With the scene change, the fair maiden is now married to Golaud and living in the family’s dingy chateau, where she encounters and eventually falls in love with Pelléas. The minimalist set, occasionally veering from Vermeer-like to the unabashed bleakness of Gerhard Richter’s more contemporary grays, was complemented by the orchestra Saturday. Opting for color over volume, Debussy crafted a dreamy score, including harp, strings, percussion, and woodwinds, that makes for a tantalizing soundscape.

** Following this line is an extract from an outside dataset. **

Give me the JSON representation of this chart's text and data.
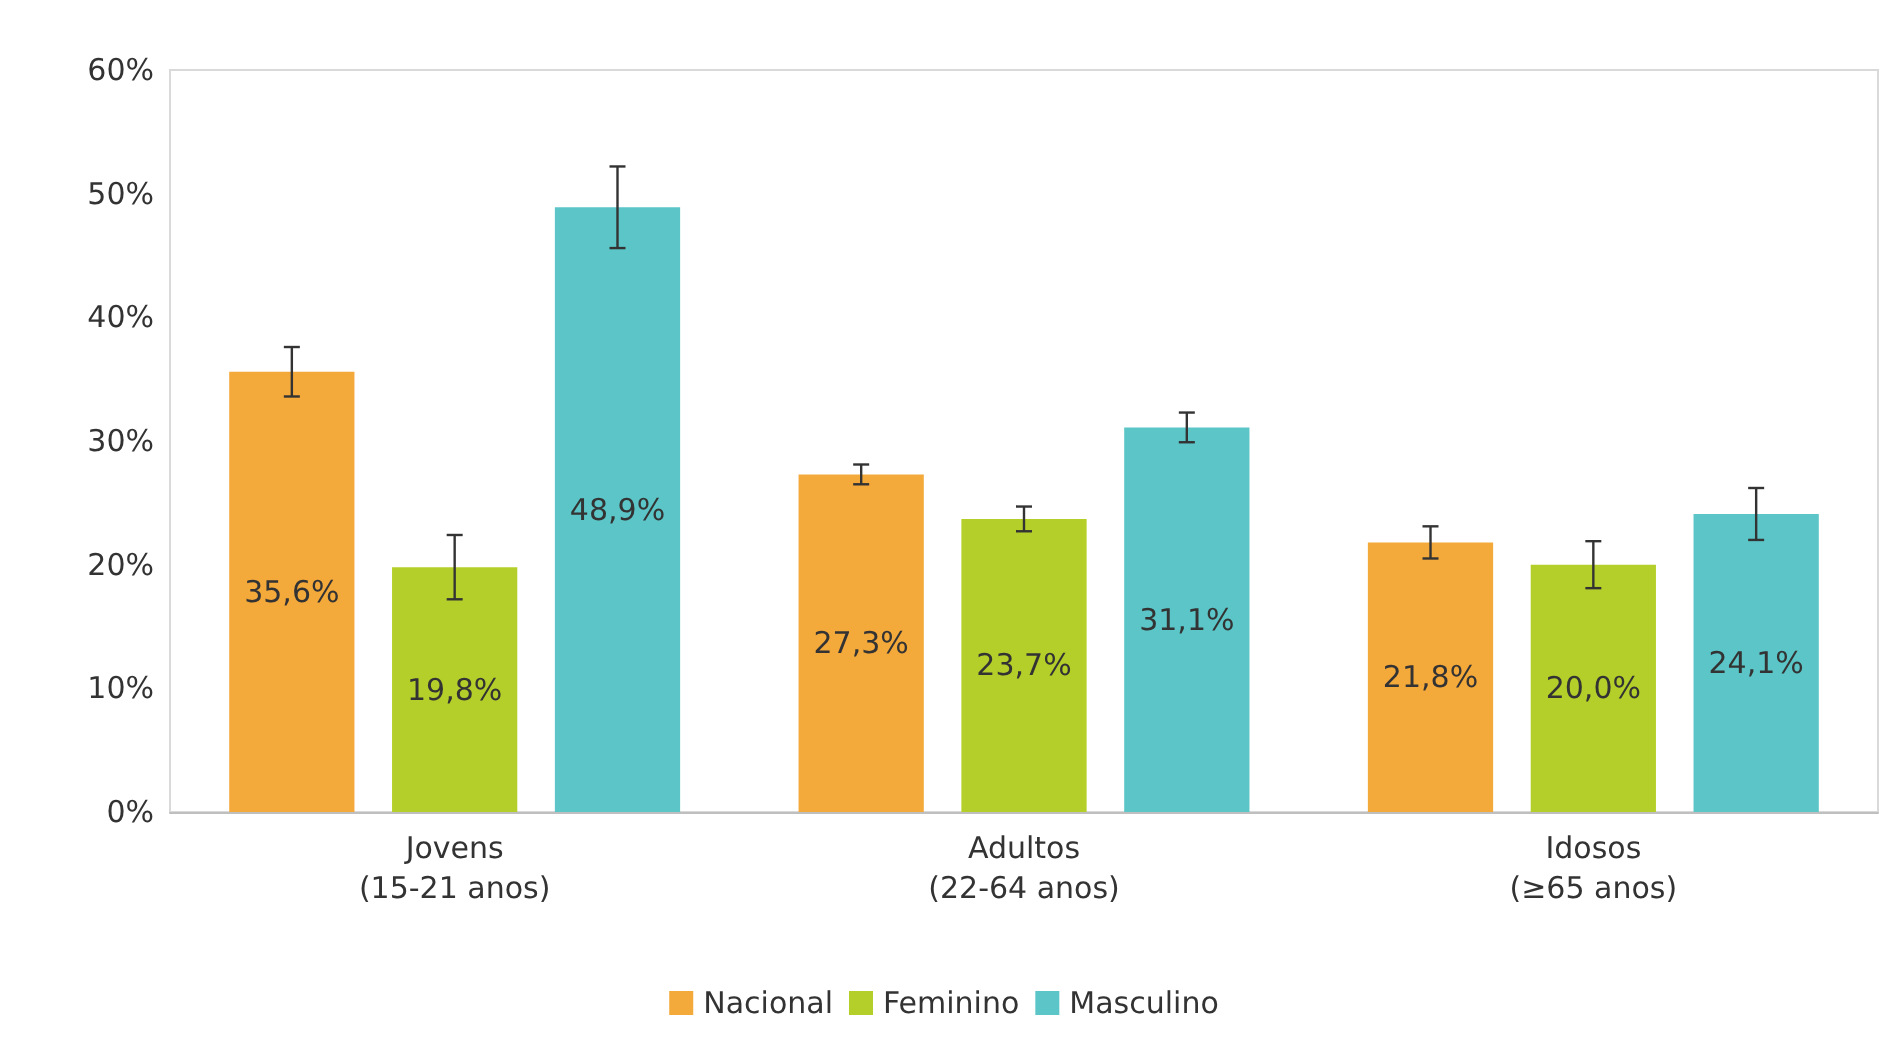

Next, we meet Geneviève, mother to Golaud and Pelléas. Sung by mezzo-soprano Susan Graham in her role debut, her silvery voice remains captivating as she reads a letter to the half-blind King Arkel, sung by the commanding bass Ferruccio Furlanetto. The missive tells of the wedding but also raises the question of who, precisely, is this young feminine creature.
Things inevitably spiral downward, with Mélisande mistakenly — or not — dropping her wedding ring down a well and eventually getting caught in a tryst when, combing her long, long hair in the castle’s tower as Pelléas kisses it, the braid gets stuck in a thicket of tree branches. Golaud — who has a son from his first marriage, Yniold (in his LAO debut, a convincing Kai Edgar makes for an adorable, sailor-suit-clad tyke) — later holds the lad aloft, in order that he can spy on his half uncle and stepmother, who are now obviously in love. In the climax, the enraged Golaud his finds his wife with her lover, kills his half brother, and wounds Mélisande.
While the plot has one level of meaning, the tragedy also represents a chiaroscuro of contrasts; in addition to the requisite light and dark, there is love and hate, birth and death. And as the bedridden Mélisande, a mystifying presence to the end, is tended to by a physician — a stalwart Patrick Blackwell — she manages to give birth to a girl. With Golaud begging for forgiveness and his spouse maintaining her innocence, she then dies, singing the somewhat baffling words “la vérité!”
Debussy and Maeterlinck make use of elusive allegories and symbols to plumb an array of emotions, all the while capturing the universal. And though we may not fully know the motivations of these characters, we are still in awe of the delivery system: magnificent music that makes an unambiguous beeline toward the heart.